Ok, I broke my rule about waiting a couple weeks before going somewhere new here, but I figured with the massive amounts of business they’ve had, they probably have lots of practice by now right? Plus, this place is right by my house and I have been waiting patiently (or not) for months for it to open.
I went with two friends and we tried everything on the menu. There are only three choices on the menu, so it’s pretty easy to do. We each got one of the different flavors of ramen and I tried them all (the bowls are around $13 each). I had the shio broth (which means salt) and my friends had the shoyu (soy) and miso (which is fermented bean paste). I think the shio is kind of the purest of the forms maybe, and the most delicate of the flavors. I enjoyed it and all the little bits of pork that were in there mixed with the noodles, but if you are looking for that big slice of pork on top, this one doesn’t come with it. Instead, there’s a little slice of fish roll. The broth did have a nuanced flavor and the bites with the egg were superb, but if you’re looking for something more in your face flavor-wise, you might want to try one of the others.
The miso (which contains fish sauce and peanuts for those with allergy concerns) tasted heavily of miso—you know, like the soup you get before your sushi. I happen to really enjoy miso soup, so I thought this one was good, and it was certainly a stronger flavor than mine. This one had the pork slice as well as the egg and it’s unique topping was corn, which I will have to say is not my favorite ramen ingredient.

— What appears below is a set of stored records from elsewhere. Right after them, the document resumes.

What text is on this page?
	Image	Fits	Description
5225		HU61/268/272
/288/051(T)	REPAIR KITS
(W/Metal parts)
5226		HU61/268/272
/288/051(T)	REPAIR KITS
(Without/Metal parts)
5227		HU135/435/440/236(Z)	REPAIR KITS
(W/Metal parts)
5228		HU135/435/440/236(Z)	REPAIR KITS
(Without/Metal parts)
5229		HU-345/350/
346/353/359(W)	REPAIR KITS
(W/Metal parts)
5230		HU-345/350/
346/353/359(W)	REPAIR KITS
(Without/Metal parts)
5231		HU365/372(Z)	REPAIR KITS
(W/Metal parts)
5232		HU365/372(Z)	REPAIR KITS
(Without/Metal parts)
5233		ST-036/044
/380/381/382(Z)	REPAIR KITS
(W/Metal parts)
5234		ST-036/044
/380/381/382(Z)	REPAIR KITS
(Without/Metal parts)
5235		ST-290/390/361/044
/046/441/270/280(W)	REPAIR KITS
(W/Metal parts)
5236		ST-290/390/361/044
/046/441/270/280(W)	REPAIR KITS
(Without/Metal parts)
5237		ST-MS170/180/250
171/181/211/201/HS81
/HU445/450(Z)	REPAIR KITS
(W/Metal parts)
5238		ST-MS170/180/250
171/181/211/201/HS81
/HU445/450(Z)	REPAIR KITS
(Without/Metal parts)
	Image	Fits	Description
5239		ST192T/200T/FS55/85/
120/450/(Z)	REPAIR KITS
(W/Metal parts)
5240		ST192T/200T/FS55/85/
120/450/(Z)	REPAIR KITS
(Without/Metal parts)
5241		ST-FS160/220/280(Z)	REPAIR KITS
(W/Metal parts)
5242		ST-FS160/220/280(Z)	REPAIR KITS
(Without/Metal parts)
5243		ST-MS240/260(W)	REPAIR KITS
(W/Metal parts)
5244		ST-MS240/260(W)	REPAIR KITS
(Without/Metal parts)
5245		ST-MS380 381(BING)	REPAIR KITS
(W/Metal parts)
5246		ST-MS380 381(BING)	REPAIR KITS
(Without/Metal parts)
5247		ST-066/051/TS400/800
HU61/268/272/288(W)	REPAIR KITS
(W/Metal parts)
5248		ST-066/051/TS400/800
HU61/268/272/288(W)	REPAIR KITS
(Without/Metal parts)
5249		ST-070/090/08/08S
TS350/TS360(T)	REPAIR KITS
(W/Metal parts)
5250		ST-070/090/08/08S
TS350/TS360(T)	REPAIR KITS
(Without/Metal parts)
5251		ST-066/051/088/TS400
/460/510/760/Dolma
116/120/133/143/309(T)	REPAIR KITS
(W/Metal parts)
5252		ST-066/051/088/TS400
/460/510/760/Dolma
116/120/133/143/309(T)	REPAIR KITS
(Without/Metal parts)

I tasted the shoyu last, and after eating mine for several minutes beforehand, the soy flavor really whopped me. It’s definitely a darker and stronger flavor. Also good. This one also has the egg and pork (and they all had fresh bean sprouts and noodles obviously) as well as some seaweed. Speaking of noodles, they import their noodles from Japan, and apparently age them in the front counter. The noodles were good—they had some toothiness to them and didn’t just kind of dissolve the way rice noodles do. The only option they were offering when we were there was to add extra noodles, but honestly, there were a lot of noodles and I don’t know how they could even fit more in the bowl. You really don’t need extra in my opinion. The half soft-boiled eggs were also just right, with a just set yolk. One friend also snuck in a jar of togarashi to jazz up the soup after reading that it was a good idea. It was. We all used it.
So overall, what do I think? I think Ramen Ray is certainly some of the best ramen in Indy (along with Rook) not that there are really many other places to compare to. I enjoy a nice bowl of noodles as much as the next gal, but I still haven’t found a bowl of ramen in Indy that can compare to the ones I have had in New York and Chicago (honestly, the best so far being Yusho in Chicago). And judging by the enthusiasm and crowds at this place (the entire restaurant was full before they even started serving at noon), Indy is itching for more ramen choices. Hopefully this starts a trend.
I do think they would do themselves a favor opening earlier than noon (the current hours are 12-2:00 and then reopening at 5:00 for dinner). Allowing people to get there earlier than noon, when a lot of people are just starting a lunch break would break up the crush of people all arriving at the same time I think. They are very friendly in there though and do everything they can to keep things moving along. I will certainly go back at some point when the crowds die down, as it is so convenient for me. However one of my friends, who lives near Westfield, said she’d be hard-pressed to come all the way to this side of town for this meal again (she has eaten a lot of the ramen I have had in other cities right alongside me).
|the line at noon|
I’m sure they will do well though, and it’s a decent ramen option. And I love that they focus so much on just doing the three types of ramen. To me, that shows real passion for the actual product they are making by not overextending themselves into areas where they may not shine.
On the other hand, if you get tired of waiting at Ramen Ray, head across 71st Street to Long Thanh and get some great Vietnamese food (don’t get the Chinese food though) without any wait. They even have noodles.